Rencana Pembuatan Kawasan Khusus Merokok
Setelah dikonfirmasi ke pihak fakultas, memang sudah ada rencana untuk membuat ruangan khusus merokok tetapi tak kunjung direalisasikan. Alasannya dikarenakan sulit menemukan tempat yang ideal. “Tempat yang ideal ya tempatnya yang tidak nyaman. Kalau tempatnya nyaman berarti sama saja kami mendukung merokok di area kampus,” ujar Kusdhianto. Selain itu, tempat yang dicari adalah tempat yang tertutup sehingga asap rokok tidak kemana-mana dan tidak mengganggu hak orang lain yang ingin menghirup udara segar.

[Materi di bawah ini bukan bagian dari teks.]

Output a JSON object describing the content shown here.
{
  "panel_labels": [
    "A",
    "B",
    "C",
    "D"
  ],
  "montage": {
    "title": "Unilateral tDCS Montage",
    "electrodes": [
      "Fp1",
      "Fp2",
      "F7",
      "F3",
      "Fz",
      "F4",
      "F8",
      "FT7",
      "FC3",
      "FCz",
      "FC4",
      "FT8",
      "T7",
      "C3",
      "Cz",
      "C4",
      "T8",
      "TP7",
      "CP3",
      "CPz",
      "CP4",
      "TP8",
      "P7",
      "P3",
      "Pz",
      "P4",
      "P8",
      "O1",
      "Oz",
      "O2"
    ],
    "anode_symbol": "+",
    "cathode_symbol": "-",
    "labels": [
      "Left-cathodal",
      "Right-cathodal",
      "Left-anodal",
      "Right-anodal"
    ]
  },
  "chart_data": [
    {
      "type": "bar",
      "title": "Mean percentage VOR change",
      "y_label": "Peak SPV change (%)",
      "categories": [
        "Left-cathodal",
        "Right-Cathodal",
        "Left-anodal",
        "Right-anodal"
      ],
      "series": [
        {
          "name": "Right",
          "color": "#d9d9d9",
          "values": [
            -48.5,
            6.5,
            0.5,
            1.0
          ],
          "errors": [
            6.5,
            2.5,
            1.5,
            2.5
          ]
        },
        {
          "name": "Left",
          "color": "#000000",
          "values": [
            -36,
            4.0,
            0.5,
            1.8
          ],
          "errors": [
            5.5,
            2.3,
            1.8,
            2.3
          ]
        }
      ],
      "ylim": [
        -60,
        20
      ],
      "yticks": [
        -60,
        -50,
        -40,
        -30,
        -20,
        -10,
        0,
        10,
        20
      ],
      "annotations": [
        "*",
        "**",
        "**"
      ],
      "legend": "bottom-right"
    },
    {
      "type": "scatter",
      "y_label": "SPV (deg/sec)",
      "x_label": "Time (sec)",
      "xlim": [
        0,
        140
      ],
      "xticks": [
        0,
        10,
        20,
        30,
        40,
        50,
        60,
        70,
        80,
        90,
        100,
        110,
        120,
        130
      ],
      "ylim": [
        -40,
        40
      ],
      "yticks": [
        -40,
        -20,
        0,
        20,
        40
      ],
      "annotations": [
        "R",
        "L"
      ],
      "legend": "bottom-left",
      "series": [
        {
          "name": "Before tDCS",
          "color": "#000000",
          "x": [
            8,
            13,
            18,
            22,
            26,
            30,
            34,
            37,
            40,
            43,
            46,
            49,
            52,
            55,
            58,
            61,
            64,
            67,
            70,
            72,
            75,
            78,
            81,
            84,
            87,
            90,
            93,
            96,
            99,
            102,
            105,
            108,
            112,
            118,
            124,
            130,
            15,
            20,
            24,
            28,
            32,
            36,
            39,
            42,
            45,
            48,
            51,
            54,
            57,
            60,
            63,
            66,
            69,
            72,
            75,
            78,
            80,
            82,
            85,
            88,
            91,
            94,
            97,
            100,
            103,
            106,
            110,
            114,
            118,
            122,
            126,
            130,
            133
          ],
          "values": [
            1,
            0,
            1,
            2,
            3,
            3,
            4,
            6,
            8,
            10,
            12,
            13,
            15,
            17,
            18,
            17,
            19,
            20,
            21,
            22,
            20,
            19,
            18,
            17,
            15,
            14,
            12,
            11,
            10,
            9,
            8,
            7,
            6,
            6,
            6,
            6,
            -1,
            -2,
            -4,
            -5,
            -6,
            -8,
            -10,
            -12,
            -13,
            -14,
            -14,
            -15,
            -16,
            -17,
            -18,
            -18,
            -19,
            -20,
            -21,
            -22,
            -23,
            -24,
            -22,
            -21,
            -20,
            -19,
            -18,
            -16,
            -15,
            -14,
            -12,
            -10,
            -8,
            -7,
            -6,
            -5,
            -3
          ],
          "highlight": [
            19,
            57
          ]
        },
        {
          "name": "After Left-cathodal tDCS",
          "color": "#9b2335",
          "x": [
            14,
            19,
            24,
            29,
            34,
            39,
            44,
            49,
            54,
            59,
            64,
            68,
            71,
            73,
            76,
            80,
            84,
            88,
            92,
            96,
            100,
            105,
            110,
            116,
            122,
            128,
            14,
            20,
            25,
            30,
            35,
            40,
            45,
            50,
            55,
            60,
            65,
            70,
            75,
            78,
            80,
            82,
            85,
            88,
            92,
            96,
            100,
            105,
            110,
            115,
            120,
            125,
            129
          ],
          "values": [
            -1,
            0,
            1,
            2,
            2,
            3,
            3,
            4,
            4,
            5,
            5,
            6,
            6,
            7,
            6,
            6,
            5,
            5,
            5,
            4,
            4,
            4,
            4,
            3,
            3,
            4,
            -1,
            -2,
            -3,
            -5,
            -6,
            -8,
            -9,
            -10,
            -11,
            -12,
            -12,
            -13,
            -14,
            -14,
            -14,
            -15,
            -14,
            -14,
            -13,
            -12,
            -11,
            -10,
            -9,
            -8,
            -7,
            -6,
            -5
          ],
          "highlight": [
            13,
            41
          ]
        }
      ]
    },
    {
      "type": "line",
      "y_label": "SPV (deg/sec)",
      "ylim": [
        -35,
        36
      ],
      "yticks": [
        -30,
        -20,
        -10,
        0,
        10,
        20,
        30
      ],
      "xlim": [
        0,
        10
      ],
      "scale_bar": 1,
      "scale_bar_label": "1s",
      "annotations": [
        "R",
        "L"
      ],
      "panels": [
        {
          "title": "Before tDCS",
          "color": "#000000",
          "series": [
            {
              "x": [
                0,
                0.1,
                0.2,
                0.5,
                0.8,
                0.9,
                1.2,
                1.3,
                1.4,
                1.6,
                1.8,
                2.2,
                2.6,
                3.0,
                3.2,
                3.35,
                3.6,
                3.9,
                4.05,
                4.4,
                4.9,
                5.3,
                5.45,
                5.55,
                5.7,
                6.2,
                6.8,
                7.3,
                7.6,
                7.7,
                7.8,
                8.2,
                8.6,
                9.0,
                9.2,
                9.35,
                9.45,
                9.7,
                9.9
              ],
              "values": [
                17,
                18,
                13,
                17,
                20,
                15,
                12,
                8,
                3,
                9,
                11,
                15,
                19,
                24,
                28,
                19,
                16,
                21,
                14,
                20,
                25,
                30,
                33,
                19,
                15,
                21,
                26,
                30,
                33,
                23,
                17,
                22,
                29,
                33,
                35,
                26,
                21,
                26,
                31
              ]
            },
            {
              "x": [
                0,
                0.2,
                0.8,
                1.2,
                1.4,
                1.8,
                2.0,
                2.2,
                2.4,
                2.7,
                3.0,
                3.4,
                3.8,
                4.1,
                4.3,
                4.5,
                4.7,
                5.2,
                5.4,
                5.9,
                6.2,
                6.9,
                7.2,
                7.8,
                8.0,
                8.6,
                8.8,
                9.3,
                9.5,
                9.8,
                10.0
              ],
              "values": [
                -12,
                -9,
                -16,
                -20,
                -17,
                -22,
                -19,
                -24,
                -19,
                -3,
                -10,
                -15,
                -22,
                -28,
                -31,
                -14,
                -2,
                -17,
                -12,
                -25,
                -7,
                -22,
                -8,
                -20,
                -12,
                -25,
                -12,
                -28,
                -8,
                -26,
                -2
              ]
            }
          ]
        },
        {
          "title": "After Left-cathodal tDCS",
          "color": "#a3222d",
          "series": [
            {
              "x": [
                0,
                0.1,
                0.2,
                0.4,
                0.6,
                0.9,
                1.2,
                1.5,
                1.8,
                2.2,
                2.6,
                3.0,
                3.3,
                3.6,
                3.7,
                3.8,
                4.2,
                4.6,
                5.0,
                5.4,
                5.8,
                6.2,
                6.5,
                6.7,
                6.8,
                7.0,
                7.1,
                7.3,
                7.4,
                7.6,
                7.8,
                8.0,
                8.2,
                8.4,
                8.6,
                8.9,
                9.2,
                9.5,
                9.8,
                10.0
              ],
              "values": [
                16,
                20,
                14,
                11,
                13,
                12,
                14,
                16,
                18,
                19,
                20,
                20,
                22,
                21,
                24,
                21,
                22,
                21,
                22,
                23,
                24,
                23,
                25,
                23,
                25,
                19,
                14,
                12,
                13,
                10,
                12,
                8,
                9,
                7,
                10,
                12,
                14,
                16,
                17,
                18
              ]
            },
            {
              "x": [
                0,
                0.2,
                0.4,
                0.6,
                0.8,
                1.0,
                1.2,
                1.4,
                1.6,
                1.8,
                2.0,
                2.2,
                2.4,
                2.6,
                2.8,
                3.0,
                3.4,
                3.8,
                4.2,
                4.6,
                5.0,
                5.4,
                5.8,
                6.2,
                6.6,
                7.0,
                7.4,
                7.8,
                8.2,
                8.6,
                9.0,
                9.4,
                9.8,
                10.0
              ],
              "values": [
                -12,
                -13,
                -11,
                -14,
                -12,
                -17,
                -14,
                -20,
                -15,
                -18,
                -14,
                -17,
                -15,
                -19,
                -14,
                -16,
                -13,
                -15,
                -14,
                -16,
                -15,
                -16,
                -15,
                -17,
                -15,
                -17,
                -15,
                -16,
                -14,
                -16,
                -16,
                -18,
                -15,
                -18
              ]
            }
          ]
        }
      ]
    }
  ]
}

Pihak fakultas juga berusaha agar aktivitas merokok ini tidak terbuka dan terlihat oleh pihak luar. Kendalanya, keempat sisi fakultas merupakan tempat terbuka. Sayap barat merupakan muka depan sedangkan sayap selatan, selain sudah tidak tersedia ruangan, juga berhadapan langsung dengan jalan. Sayap utara dan timur merupakan wilayah dalam yang menjadi jalur lalu lintas antarfakultas. Opsi tempat yang pernah menjadi kandidat adalah ruangan kecil di sebelah kafetaria. Sayangnya, tempat itu berada di sayap barat yang berarti langsung menghadap jalan yang ramai lalu lalang.
Wacana ini dapat dikatakan sebagai angin segar bagi masyarakat kampus. Angin segar ini juga sebenarnya bukan hanya menjadi berkah bagi perokok saja, melainkan masyarakat kampus lain yang tidak merokok. Verina, mahasiswa angkatan 2018, mengatakan bahwa wacana adanya area khusus ini merupakan kabar baik. “Aku enggak merokok, tapi dengan adanya rencana ini malah menunjukkan bahwa fakultas memberikan hak kepada para perokok. Dari aku positif,” ujar Verina.
Akhir kata, pihak fakultas masih menganggap perokok sebagai momok. Tidak adanya kawasan khusus merokok merupakan bentuk lepas tangan fakultas terhadap perokok; baik mahasiswa, karyawan, maupun dosen. Dikarenakan seperti yang sudah-sudah, para perokok akan terus mencari tempat baru ketika nantinya lorong rokok dilarang. Mulai dari dulu yang awalnya berada di taman selatan Pertamina Tower lalu ke kawasan payung hijau dan akhirnya di lorong. Lorong rokok dapat dikatakan sebagai manifestasi dari pelarian atas diskriminasi dari ketiadaan lokalisasi. Dekanat dapat mengilhami principle of efficiency of control dalam manajemen pengendalian yang berbunyi “if the company goes overboard with setting up a control system, then, in the long run, it could be harmful to them”. Ketika perilaku ini dikontrol melalui adanya kawasan khusus merokok, fakultas akan terhindarkan dari konsekuensi lain yang tidak diinginkan.